3′ . . . GTT CAT CTA ACC CCT GAG GAG . . . 5′
(a) Using the segment shown above, determine the sequence of the corresponding mRNA sequence. Indicate the 5′ and 3′ ends. (2 points maximum: 1 point for correct sequence with a maximum of one error; 1 point for proper orientation of the 5′ and 3′ ends)
5′ . . . CAA GUA GAU UGG GGA CUC CUC . . . 3′
(b) Using the table provided, determine the amino acid sequence of the polypeptide fragment. (2 points for
correct sequence; only 1 point if sequence contains an error)
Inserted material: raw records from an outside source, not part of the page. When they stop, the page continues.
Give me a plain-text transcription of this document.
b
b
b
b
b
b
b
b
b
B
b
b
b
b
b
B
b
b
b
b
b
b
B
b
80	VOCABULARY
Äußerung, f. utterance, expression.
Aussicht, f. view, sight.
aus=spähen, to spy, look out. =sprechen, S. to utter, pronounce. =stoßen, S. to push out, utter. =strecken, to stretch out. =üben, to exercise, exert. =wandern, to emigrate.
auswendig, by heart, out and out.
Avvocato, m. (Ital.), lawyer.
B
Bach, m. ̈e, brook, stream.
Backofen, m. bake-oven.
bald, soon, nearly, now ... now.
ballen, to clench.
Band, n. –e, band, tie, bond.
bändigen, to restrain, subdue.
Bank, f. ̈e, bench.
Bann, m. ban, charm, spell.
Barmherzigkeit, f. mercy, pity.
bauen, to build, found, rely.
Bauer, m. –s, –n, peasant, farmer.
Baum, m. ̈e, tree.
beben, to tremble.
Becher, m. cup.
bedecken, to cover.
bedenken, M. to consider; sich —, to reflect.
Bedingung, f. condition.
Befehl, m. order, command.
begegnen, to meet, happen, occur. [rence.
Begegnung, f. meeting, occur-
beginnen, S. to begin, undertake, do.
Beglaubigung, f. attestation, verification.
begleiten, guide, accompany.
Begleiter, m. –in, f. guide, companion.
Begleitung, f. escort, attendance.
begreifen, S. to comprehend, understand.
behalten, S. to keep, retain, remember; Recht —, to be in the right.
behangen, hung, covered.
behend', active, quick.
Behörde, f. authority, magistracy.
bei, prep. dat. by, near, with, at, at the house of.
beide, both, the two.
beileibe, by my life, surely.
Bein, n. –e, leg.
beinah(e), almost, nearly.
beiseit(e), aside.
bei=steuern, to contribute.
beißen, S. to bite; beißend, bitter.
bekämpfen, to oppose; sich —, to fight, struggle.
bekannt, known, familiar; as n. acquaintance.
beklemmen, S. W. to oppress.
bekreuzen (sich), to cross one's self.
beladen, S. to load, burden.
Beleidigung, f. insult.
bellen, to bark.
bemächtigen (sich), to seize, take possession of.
gln – val – asp – trp – gly – his – leu
Changed AA may lead to a change in the structure of the protein. Possible elaboration points:
• Change is in the folding into the tertiary or quaternary structure.
• Some AA side groups are more important than others, e.g., cysteine forms disulfide bridges.
• Some AA can be interchanged with no effect on the structure due to lack of interactive side groups.
• Change to enzyme’s active or allosteric site is especially damaging.
• Others as appropriate.
(d)
Common conditions include:
• Tay-sachs
• Sickle-cell anemia
• Increased cancer risk (P53 gene)
• Cystic fibrosis
• Hemophilia
• Others as appropriate
(e)
Techniques include:
• Microarray assays to compare novel and mutant DNA
• DNA sequencing
• RFLP markers
• Presence of diagnostic phenotype
• Specific marker for mutated sequence
• Others as appropriate (Note: VNTR and Karyotyping are not appropriate techniques.)